Creating new amorphous materials — materials which lack long-range crystalline structure — holds a lot of potential for materials science. But crafting one from diamond itself is nearly impossible, owing to its incredibly high melting point of more than 4,000 degrees Celsius (more than 7,000 degrees Fahrenheit). As far as humans are concerned, for the most part, once you’re a diamond, you stay a diamond.
Still, when it comes to forming stable structures there are few things in nature which are better than carbon. Depending on the sorts of bonds it has, carbon can take the shape of the malleable graphite in your pencil which is soft enough to write with, or incredibly strong graphene which is tough enough to balance an elephant on top of that pencil without being pierced.
With diamonds out of the picture as a source material, scientists turned to other forms of carbon and landed on buckyballs. Buckyballs are the common name of buckminsterfullerene, the most common form of naturally occurring fullerene. They contain 60 carbon molecules arranged in a soccer-ball shape.
In order to make the sort of material they were looking for, researchers needed to convince the buckyballs to lose their spheroid shape, and it required a lot of coaxing. Under enough pressure, fullerene will collapse, so scientists placed the balls into a multi-anvil press at pressures close to the collapse boundary and temperatures of roughly 1,000 degrees Celsius, mimicking the processes which occur deep within the Earth.

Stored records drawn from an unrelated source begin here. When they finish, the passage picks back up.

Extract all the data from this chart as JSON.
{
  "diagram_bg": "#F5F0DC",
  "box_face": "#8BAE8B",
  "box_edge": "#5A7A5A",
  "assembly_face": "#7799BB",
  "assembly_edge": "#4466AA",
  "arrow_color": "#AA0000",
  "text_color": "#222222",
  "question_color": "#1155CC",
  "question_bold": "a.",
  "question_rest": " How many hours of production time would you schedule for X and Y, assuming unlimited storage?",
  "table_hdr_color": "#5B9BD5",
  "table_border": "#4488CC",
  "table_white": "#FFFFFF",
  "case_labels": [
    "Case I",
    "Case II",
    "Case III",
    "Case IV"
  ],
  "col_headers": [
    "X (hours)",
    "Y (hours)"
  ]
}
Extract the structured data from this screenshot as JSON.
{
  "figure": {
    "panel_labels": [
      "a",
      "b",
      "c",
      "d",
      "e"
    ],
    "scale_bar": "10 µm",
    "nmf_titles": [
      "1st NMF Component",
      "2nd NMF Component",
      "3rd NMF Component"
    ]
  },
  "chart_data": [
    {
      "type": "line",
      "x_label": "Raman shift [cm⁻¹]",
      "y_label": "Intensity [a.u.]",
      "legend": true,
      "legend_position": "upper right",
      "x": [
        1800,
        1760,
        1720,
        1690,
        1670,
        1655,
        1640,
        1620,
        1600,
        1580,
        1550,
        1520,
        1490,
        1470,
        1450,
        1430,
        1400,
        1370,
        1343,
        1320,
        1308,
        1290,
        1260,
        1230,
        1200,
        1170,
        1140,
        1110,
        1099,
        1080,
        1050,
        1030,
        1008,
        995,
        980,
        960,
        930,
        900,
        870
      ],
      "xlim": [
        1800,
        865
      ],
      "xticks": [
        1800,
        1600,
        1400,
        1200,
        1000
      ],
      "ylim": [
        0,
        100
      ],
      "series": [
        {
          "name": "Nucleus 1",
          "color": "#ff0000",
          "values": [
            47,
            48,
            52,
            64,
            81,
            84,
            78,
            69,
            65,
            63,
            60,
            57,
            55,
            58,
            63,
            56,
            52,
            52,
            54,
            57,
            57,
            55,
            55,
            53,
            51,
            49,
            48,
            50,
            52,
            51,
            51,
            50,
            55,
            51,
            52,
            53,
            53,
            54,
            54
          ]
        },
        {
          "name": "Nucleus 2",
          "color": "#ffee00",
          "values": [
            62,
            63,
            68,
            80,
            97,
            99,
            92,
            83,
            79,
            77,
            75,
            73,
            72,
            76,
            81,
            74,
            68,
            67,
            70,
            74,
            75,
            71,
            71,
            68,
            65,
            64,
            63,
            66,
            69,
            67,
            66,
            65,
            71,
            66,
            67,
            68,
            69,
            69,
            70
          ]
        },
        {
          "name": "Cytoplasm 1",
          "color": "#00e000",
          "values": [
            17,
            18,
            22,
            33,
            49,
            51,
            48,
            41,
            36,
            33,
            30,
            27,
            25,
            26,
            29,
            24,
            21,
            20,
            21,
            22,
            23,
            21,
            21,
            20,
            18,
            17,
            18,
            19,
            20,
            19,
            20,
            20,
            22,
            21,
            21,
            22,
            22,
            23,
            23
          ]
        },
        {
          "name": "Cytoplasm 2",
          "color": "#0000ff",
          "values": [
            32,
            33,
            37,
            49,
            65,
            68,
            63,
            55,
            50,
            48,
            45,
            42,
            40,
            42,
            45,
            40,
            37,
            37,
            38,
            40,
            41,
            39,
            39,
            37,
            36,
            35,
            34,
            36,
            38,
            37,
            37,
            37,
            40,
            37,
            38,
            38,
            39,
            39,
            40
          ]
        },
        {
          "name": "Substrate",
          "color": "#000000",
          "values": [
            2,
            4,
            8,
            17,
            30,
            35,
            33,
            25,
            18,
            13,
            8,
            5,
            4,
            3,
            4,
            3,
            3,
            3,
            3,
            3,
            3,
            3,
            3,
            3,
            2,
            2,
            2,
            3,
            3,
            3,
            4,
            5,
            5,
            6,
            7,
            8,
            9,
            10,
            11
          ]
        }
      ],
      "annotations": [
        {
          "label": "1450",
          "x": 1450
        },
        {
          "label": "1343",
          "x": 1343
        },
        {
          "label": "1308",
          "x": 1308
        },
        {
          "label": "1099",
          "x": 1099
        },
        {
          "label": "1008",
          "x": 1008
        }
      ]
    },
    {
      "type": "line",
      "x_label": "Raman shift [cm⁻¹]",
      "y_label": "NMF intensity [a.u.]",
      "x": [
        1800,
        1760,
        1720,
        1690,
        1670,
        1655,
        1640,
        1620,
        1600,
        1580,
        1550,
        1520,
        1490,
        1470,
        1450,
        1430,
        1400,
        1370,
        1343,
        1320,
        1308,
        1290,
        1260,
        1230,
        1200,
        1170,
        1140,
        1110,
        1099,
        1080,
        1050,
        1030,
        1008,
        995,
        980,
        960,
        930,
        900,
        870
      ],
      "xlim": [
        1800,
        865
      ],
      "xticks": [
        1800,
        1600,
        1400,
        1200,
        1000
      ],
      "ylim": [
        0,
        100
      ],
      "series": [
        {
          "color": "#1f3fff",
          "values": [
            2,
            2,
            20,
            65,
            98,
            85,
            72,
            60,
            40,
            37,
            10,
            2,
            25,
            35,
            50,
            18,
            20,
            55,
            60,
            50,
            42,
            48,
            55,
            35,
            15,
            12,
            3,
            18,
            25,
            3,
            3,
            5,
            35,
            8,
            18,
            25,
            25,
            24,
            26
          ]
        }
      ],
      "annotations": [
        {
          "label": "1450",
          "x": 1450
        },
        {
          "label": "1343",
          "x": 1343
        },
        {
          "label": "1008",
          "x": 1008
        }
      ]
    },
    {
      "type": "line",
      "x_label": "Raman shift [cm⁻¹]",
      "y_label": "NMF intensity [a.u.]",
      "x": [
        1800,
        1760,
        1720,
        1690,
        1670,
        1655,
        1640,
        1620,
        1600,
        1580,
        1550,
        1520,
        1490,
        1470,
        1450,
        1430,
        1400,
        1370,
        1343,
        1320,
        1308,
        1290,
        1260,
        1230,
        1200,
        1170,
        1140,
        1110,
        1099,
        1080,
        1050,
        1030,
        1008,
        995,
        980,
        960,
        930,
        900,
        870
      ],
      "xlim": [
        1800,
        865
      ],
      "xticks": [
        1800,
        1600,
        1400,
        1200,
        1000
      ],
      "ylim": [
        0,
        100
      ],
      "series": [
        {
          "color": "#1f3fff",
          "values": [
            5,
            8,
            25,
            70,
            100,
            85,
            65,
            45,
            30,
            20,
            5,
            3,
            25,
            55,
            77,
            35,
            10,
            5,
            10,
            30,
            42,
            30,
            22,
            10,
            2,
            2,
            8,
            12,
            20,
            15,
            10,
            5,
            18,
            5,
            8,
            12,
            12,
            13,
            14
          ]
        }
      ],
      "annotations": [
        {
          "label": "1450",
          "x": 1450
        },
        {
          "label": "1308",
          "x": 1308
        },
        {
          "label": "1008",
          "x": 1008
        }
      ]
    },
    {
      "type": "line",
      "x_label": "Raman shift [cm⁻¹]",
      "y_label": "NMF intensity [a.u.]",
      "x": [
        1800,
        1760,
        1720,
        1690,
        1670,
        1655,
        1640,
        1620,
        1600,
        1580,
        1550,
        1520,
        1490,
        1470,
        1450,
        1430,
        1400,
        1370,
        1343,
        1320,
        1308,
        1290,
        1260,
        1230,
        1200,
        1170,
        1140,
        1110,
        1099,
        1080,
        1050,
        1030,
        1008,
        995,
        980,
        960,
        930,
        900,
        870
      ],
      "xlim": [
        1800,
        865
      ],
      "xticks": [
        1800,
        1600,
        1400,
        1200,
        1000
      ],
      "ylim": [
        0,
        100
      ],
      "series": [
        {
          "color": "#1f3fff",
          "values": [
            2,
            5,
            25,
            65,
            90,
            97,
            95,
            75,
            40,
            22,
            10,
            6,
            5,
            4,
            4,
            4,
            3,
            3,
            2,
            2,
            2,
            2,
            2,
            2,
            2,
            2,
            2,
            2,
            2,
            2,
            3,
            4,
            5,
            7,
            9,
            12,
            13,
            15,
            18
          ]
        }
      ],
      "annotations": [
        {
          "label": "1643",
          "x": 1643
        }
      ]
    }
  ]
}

This caused the structures to lose their shape, becoming amorphous before settling into a diamond-like structure. Similar structures had been manufactured before, but this new process allowed scientists to create samples thousands of times larger than previously produced. While they are still only millimeters in size, they are large enough to be characterized by electron microscope scans.
The relatively low temperature needed to transform fullerene into amorphous diamond-like glass opens doors to larger manufacturing and real-world applications. Moreover, changing the temperature appears to affect at least some properties of the glass. The team created several small samples of varying colors. Many of them were yellowish while some had a brown hue and others were nearly colorless.
Unlike diamonds, the samples’ internal structures only had medium-order, which means the atoms don’t arrange themselves along a plane across long distances. As a result, they contain the highest hardness, elasticity, and thermal conductivity of any known amorphous material.
How exactly these new materials are used in the real-world will require building even larger pieces. However, its thermal and optical properties have the potential for applications in a number of scientific fields as well as in our everyday lives.
Protective cases for phones and window replacements may be dying industries as we swap out our devices and upgrade our homes to diamond-like material.
We don’t know about you, but we feel fancier already.